I began this project believing that I would do a concrete, and very explicit representation of the connections between Native American boarding schools and prison. There were many similarities between the two that I could find, especially after conducting deeper research. I planned on showing these connections through an easily understood guide, a complex visual that would trace these connections through time. At one point I thought I would expand it into a timeline. But then I ended up changing everything in the last two weeks of working on the project, doing a complete 180, deciding to focus on the “art” part of the Arts of Resistance. For my project, I decided to choose three photographs of the Carlile Boarding School that I felt showcased the underlying nature of the cruelty that happened in these schools. The photographs were clearly posed, and there is no true photographic evidence of the emotional and physical violence inflicted. In my project, I displayed poetry alongside (or on top of) the photographs in an effort to expose the events that transpired more secretly, poetry that also could be applied to, and reflected on, the prison industrial complex today.

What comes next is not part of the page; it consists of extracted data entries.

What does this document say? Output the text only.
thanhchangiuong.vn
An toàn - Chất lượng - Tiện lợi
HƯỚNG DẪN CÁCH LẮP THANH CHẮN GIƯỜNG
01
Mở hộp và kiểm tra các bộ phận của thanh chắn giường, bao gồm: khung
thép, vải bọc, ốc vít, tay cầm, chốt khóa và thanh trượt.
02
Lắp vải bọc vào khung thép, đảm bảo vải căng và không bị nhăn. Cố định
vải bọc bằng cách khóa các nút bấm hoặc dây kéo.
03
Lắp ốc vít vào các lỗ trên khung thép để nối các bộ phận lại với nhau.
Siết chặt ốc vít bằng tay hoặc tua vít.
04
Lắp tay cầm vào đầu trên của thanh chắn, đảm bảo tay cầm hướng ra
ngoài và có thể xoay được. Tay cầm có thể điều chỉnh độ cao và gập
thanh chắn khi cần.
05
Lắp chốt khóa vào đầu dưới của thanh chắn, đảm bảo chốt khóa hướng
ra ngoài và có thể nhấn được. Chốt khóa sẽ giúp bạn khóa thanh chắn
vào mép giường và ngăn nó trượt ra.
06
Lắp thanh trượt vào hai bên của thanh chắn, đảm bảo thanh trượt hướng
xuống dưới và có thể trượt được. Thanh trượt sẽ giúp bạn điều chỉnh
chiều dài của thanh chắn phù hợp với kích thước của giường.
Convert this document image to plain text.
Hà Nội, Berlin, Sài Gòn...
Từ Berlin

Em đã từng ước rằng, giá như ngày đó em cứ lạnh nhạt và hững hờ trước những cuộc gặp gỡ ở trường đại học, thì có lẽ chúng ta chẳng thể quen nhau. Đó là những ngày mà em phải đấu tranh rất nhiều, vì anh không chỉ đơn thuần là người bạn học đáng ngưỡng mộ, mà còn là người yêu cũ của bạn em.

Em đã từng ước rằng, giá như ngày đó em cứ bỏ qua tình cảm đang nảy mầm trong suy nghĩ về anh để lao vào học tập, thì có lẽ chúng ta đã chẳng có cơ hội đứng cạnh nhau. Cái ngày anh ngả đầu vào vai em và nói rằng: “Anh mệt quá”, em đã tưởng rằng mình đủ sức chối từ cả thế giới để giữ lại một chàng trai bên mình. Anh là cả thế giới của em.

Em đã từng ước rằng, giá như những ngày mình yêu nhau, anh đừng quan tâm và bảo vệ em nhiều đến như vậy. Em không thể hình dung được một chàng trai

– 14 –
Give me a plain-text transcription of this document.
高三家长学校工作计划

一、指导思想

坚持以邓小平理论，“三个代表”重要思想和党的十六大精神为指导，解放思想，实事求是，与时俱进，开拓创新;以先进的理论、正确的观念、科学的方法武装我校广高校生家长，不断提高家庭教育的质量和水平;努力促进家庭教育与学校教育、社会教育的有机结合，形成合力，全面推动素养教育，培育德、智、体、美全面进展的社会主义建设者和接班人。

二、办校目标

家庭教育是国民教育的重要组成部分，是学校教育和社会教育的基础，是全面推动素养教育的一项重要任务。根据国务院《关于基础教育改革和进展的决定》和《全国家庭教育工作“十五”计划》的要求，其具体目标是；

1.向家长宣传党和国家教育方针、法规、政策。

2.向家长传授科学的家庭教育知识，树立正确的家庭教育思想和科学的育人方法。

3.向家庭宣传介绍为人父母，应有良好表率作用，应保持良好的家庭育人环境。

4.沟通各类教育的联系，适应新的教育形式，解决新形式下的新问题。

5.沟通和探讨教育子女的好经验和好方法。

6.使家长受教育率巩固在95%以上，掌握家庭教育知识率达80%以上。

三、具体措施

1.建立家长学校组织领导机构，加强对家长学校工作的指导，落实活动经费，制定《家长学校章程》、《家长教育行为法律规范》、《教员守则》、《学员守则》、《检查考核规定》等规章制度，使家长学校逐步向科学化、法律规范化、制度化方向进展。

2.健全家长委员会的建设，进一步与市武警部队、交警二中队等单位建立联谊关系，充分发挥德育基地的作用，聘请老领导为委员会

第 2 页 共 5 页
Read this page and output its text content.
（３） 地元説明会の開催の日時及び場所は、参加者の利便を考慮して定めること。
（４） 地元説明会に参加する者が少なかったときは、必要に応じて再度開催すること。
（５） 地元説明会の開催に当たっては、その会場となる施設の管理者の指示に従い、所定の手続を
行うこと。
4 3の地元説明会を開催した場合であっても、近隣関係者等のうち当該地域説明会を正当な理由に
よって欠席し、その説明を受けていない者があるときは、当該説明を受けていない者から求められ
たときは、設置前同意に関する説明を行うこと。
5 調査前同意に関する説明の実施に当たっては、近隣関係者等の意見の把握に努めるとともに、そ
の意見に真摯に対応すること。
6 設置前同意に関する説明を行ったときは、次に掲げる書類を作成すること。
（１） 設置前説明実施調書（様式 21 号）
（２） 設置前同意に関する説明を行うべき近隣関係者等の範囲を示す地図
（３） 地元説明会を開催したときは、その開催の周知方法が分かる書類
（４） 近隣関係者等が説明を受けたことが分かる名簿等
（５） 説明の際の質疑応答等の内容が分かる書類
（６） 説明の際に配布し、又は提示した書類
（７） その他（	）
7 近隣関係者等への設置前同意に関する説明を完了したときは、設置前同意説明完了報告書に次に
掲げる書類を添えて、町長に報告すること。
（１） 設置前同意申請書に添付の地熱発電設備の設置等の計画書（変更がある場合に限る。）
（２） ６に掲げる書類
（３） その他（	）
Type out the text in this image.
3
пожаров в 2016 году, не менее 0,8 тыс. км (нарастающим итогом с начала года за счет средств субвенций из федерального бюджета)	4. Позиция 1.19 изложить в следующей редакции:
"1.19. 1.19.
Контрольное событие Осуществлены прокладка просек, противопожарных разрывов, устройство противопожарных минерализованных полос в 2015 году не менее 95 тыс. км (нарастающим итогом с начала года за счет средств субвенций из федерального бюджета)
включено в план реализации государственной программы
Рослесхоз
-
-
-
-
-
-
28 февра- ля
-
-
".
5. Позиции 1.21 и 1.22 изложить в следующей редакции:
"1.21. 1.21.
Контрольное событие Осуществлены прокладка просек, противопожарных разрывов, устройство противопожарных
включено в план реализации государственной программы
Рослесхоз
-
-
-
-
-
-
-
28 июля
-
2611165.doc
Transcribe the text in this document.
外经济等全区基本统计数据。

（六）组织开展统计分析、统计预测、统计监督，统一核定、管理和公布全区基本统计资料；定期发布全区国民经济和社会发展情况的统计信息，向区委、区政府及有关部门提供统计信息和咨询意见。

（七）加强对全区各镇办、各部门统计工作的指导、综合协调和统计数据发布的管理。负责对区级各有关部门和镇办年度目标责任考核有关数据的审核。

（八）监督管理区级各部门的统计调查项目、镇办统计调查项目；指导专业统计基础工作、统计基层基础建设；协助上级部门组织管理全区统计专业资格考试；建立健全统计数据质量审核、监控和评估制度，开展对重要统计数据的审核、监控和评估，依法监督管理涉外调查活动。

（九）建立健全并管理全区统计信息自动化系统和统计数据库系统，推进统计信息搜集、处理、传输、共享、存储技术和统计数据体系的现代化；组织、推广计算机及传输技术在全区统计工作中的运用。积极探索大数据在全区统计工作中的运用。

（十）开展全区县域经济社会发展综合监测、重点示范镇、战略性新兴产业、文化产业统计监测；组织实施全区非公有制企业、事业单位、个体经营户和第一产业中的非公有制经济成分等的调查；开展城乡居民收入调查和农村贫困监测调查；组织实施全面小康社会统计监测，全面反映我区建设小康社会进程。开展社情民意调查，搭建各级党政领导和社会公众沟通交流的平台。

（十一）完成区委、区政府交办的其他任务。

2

I knew that I was toeing a thin line with this project. I did not want to give impose a damage-based narrative onto those who had their agency taken away from them. But at the same time, I wanted to make people feel something from looking at my piece, to begin to understand the trauma that comes from forced assimilation and how this could be compared to the current prison system. For this reason, I decided to use my own words for the juxtaposition; I did not say that this was poetry written by me, mainly so that the viewer could freely reinterpret it. In my caption I stated: “…I have placed photographs of the Indian Schools, which were a violent assimilatory tactic by the American government, alongside poetry about the contemporary incarceration system, which is grounded in racial control.” I hoped that it would be evident from the caption that I mean to show that prisons, themselves, are also a “violent assimilatory tactic”.

I think I did accomplish something in that direction. A lot of folks came to me later to learn more about the project, or to tell me that my questions had made them think about the emotional toll of the PIC. I believe that people a basis in envisioning history helps them understand the emotionality of the present. A lot of times, I chose not to answer people’s questions, saying that these were highly complex and require a level of self-reflection that each person must come to on their own; they are things that I, even after this whole semester of reflection, have not been able to fully answer.

I learned about the complex experiences of Indians in these schools, as well as Indians in prison today. Just as some Indians actually benefited from learning trades in these schools and were able to be taught by Indian educators at the Carlile Boarding school, some Indians today are given opportunities to keep in touch with their culture and religion through programs run in prisons in Nebraska and South Dakota. But while experiences were and remain complex, the vast majority of them were traumatizing and negative, which is what I hoped to show.

I also learned so much about my own abilities. It has been a long time since I have delved into the creative within academia, and this project opened the door to that. Writing that poetry was such an experience; I did it when I was alone and found myself deeply influenced by the works two of my favorite poetesses of color, Warsan Shire and Rupi Kaur. I was more proud of that poetry than I could have been of a ten-page paper, because it required stretching myself in a way that I have not done before. I feel like I can do so much more in that direction, and it has inspired me to want to take poetry and creative writing courses while I can.